Cyber Monday turned out to be another opportunity for Target to remind shoppers that it’s not Amazon.com.
Target marked down everything 15 percent for the biggest online shopping day of the year and then saw its Target.com website buckle under the strain. “Please hold tight,” said an error message that greeted shoppers. “So sorry, but high traffic’s causing delays …”
This promptly made the news, of course. Most accounts suggested it was just a little hiccup in the morning, although on social media the complaining went on all day.
In some ways, a balky website shouldn’t have even been news. It happens, although it didn’t to Amazon.com, the e-commerce giant.
This little episode may yet turn out be a rounding error in Target’s annual results. Yet once again it raised a question that’s long intrigued me, and that’s how different the landscape would look today had Target not outsourced much of its website for 10 years to Amazon.com.
That decision now looks like a mistake, as Target tries to close some of the competitive gap with its toughest competitor.
That wouldn’t have been obvious at the time, of course. Anyone looking down at the world from Target’s Minneapolis headquarters in 2000 could see that buying things over the Internet was still mostly a novelty — just 1 percent of total retail sales in the fourth quarter of 2000.
By then the dot com bubble had burst, too, and such e-commerce companies as living.com and pets.com were going out of business. Amazon.com obviously survived, but the price of its once highflying stock had rolled off the table.
It felt that year like the entire economy had awakened after a weekend bender and was trying to somehow forget about the whole embarrassing episode.
But not everyone’s thinking had changed. In 2000, the Silicon Valley management consultant and author Geoffrey Moore released a book meant for the managers of more traditional businesses, called “Living on the Fault Line.”
It should’ve been recommended reading at Target headquarters.
Moore insisted that Old Economy executives still hadn’t fully realized just how much they had to fear from changes wrought by the Internet.
One way he framed his argument was around the idea that the only things worth focusing on are the core activities that make a company more competitive over the long term. That’s the way successful technology executives think.
The activities that aren’t core he called “context.” Companies spend enormous amounts of time and money on these context activities, but customers don’t care. There’s nothing to be gained by doing them better than anybody else.
That’s what you outsource, or even toss overboard altogether.

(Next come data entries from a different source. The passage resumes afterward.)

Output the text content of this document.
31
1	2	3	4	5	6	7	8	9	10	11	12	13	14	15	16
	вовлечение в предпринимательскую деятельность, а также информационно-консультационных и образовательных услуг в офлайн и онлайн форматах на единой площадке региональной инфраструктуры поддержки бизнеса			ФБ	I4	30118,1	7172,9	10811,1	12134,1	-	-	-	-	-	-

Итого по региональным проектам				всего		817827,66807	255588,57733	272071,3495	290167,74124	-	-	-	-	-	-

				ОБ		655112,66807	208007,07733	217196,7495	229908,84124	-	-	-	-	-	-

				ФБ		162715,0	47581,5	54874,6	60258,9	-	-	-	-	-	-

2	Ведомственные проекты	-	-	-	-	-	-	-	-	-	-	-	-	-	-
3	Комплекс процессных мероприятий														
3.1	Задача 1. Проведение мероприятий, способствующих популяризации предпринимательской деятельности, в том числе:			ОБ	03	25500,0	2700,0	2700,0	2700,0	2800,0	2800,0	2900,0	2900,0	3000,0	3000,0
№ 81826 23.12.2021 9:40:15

The core of Target was doing more than fine back in 2001, of course. It still owned the Marshall Field’s and Mervyn’s department stores then, but its Target stores were doing great, with same-store sales up 4.1 percent in 2001. The company planned to keep putting its capital into building more.
Anything the company did to make customers prefer shopping at its stores over Wal-Mart or Kohl’s was also a core activity. So was picking the right toys to put on display or having the right features on a Target credit card.

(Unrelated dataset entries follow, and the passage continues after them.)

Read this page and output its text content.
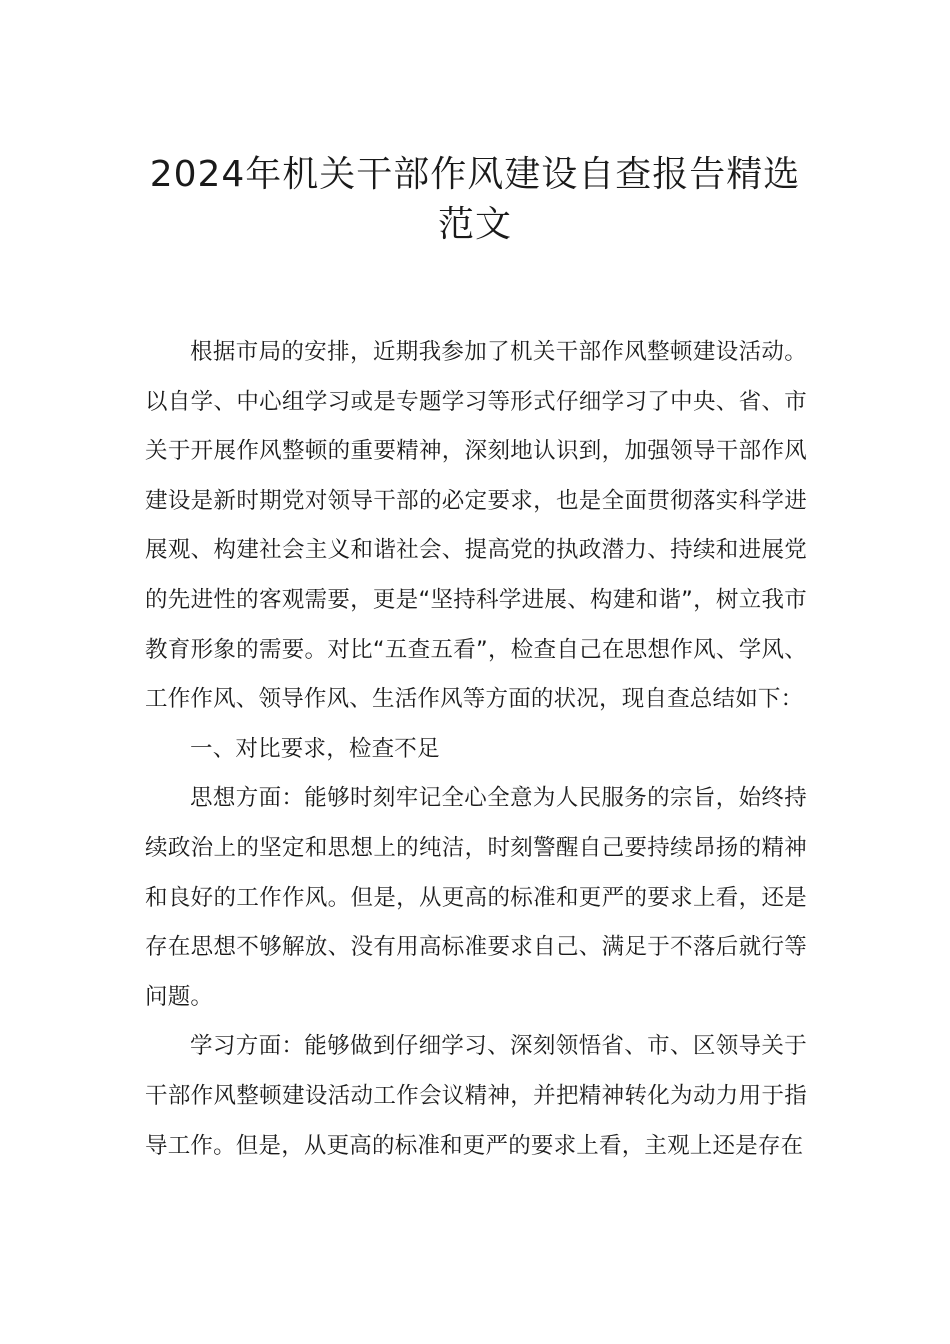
2024年机关干部作风建设自查报告精选
范文

根据市局的安排，近期我参加了机关干部作风整顿建设活动。以自学、中心组学习或是专题学习等形式仔细学习了中央、省、市关于开展作风整顿的重要精神，深刻地认识到，加强领导干部作风建设是新时期党对领导干部的必定要求，也是全面贯彻落实科学进展观、构建社会主义和谐社会、提高党的执政潜力、持续和进展党的先进性的客观需要，更是“坚持科学进展、构建和谐”，树立我市教育形象的需要。对比“五查五看”，检查自己在思想作风、学风、工作作风、领导作风、生活作风等方面的状况，现自查总结如下：

一、对比要求，检查不足

思想方面：能够时刻牢记全心全意为人民服务的宗旨，始终持续政治上的坚定和思想上的纯洁，时刻警醒自己要持续昂扬的精神和良好的工作作风。但是，从更高的标准和更严的要求上看，还是存在思想不够解放、没有用高标准要求自己、满足于不落后就行等问题。

学习方面：能够做到仔细学习、深刻领悟省、市、区领导关于干部作风整顿建设活动工作会议精神，并把精神转化为动力用于指导工作。但是，从更高的标准和更严的要求上看，主观上还是存在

By signing with Amazon.com, a deal announced in September 2001, Target outsourced activities it didn’t know how to do as well as Amazon.com. Seattle-based Amazon.com had figured out how to make it easy for a customer to order over the Internet. Amazon.com knew how to efficiently pack up and ship the products.
What Amazon.com was now doing was a big part of the online customer’s experience with Target. Did the website work? Was it easy to order? Did the right thing show up? That was all Amazon.com.

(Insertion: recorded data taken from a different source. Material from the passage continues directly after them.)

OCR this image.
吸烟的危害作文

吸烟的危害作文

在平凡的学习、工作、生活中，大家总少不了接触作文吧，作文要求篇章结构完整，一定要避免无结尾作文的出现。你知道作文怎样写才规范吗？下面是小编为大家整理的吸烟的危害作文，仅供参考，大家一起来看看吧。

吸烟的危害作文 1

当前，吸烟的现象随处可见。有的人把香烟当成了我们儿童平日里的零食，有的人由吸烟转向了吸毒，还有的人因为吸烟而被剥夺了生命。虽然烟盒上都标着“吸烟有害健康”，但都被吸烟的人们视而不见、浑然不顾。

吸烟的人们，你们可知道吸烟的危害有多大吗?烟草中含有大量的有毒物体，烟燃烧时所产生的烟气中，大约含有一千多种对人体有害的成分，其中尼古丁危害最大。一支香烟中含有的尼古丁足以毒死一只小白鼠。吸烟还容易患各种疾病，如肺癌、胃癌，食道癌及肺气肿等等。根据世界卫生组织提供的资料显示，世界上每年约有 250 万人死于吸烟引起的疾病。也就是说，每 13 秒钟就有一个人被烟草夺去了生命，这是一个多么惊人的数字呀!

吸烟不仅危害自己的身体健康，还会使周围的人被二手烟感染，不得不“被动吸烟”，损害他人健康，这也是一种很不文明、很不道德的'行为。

And that was the mistake. This outsourced work wasn’t context. It was core.
The relationship with Amazon.com lasted for 10 years, even though other big companies working with Amazon.com quickly learned that their new partner was far more interested in competing with them than in helping. An exclusive toy retailing relationship with Toys “R” Us even ended up in court.
By the time Target announced it was taking back its website in 2009, it had long since become obvious Amazon.com was a threat.
Target launched its own site just before Labor Day in 2011 and promptly suffered embarrassing outages. The company has made online a priority. A few years ago, stores got by far most of the budget, but about half the $2.1 billion capital budget for this year is earmarked for technology investments.
Results, however, have yet to meet the company’s hopes. Growth in the digital channel was a big part of Target’s plan for this year, looking for 40 percent sales growth. In the quarter that was just announced, however, digital channel sales grew by only half that much.
Meanwhile, in Amazon.com’s North American electronics and other general merchandise category — the part that most closely competes with Target.com — sales in the most recent quarter increased 35 percent.
Growth in this segment for Amazon.com is still accelerating.
What’s making that kind of growth possible today is more than low prices, it’s what Amazon.com learned how to do to make the customer experience so painless, from product recommendations up through recent innovations like one-hour delivery.
These are things that people working for Target should have spent those ten years learning to efficiently and reliably give its customers, reporting to a Target CEO who cared a lot about making sure the work got done.
Doing that work in-house likely would have been more expensive than outsourcing, taking some of the budget that went to new, renovated stores, but also well worth it.
It should have been enough to get the company through Cyber Monday without having to ask its customers to “please hold tight.”